Friday, October 1, 2010

Back in the Game

Aside from meeting new people, the second best part of
orientation was learning Samul Nori, traditional percussion
music. We did not do the dance part, but learned
some pieces on the drums. Something about hitting the drum
with every bit of strength felt amazing.
GEPIK orientation came and went. My feelings about the experience are mixed, but overall, I'd say the majority of it was positive. It amazed me to see such a diverse group of English speakers together in one place. If Koreans at all have difficulty putting a finger on key characteristics of Americans (although there were a few English, New Zealand and Canadian citizens present), it's because the ones here are all so very different. And not just minor differences, but it is those with extreme personalities that have the courage and desire to make their way to another country. I immediately clicked with my roommate and the girls next door to us. We were able to assume a mixture of professionalism and fun, which was difficult for the many teachers that found themselves shit faced in the evening, only to have to wake up at 6:30ish in the morning. Call me square, but I cherish this experience and my reputation as an educator far too much to put myself in those shoes.

New friends from GEPIK orientation. 
When I got home (woah, feels weird to say that), my computer charger exploded and I was also out of minutes on my temporary pre-paid cell phone given to me by my recruiter. I felt totally cut off from all communication with everyone and quite lonely/home sick/on the verge of a breakdown. The next day was no better, I got to school and just had a very rough day. It was nothing that students, teacher or myself did, but just this huge communication barrier that I felt existed. Co-teaching with three teachers, all with very different teaching styles and varying levels of English, seemed impossible. Even closer to the breakdown, like literally about to start crying in the middle of the city, a lady out of no where said hello (Ahn nyeong) to me. It was very comforting and helped me in keeping in my tears.

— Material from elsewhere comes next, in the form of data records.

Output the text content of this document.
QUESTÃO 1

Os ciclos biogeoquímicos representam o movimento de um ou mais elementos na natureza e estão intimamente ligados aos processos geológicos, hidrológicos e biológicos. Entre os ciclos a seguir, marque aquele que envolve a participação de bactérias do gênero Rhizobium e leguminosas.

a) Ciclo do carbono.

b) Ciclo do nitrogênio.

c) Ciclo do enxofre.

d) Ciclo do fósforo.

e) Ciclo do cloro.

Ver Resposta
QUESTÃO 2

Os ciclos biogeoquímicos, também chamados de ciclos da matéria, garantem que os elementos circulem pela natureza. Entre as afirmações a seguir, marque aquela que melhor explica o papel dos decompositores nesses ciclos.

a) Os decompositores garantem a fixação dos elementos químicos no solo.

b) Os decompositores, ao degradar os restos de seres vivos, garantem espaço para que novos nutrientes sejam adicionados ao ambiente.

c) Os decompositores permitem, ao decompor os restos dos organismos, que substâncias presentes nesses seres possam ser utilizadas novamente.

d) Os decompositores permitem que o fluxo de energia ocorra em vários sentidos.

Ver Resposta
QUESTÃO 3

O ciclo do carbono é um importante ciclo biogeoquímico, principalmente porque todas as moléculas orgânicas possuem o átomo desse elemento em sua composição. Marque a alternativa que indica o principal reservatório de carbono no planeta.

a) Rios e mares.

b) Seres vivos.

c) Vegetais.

Later, I began a mission to find the post office. I asked about four people for directions, searched for about an hour and finally I found it. While the search was starting to break me down again, the feeling of successfully finding it built me up again. I needed as much strength as possible because after the post-office came E-mart (the giant local store) where I knocked over an entire stack of Kleenex boxes...great. An nearby employee appeared upset, but helped me pick them up. After saying sorry (Mian Ham Nee Dah) in Korean, she seemed a little less annoyed with me.

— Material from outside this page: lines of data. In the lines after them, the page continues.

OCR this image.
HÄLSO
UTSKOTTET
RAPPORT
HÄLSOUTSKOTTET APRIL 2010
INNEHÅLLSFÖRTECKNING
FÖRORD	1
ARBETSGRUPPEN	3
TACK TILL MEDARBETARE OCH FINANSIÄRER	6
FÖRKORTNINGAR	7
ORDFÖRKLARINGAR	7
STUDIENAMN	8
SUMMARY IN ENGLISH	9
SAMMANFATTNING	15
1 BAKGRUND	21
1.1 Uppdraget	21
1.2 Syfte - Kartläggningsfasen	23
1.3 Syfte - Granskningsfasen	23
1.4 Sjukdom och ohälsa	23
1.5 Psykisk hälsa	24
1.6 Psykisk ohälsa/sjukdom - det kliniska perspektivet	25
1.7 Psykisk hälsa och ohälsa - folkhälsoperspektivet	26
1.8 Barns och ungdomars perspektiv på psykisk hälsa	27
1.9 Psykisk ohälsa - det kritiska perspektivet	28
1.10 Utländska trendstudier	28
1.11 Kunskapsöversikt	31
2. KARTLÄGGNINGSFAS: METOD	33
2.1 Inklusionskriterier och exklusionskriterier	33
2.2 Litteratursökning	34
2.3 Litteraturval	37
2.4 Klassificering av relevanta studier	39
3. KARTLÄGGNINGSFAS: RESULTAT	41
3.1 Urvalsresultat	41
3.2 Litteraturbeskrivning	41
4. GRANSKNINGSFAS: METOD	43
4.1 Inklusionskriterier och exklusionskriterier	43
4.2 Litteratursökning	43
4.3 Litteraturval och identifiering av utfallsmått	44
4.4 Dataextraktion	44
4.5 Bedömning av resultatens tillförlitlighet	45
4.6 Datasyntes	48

Yesterday I finally received my alien registration card and so I was able to get a cell phone and a bank account (WHEW). Oh yea, and my phone has an antenna and TV capability... I have also found a few nearby PC Bangs (computer rooms). I am feeling much better and now have the weekend to re-gather myself. For those of you at home, I hope you are not worried about me after reading this post. Yes, I had some of those difficult days that I'm sure everyone must experience when moving to a new country, but I am still very much in love with my experience. I wish I could upload some of my photos for everyone to see, but that will have to wait until I get my hands on a new computer power cord. Now I'm off to explore Seoul!


  1. I can understand. I have been gone through the same situation but the only difference is communication gap. I had a horrible time with culture shock but everything becomes normal after 1-2 months. And yes you are right, its a great experience and it makes you much stronger (well you are already a strong girl :)). talk to you soon.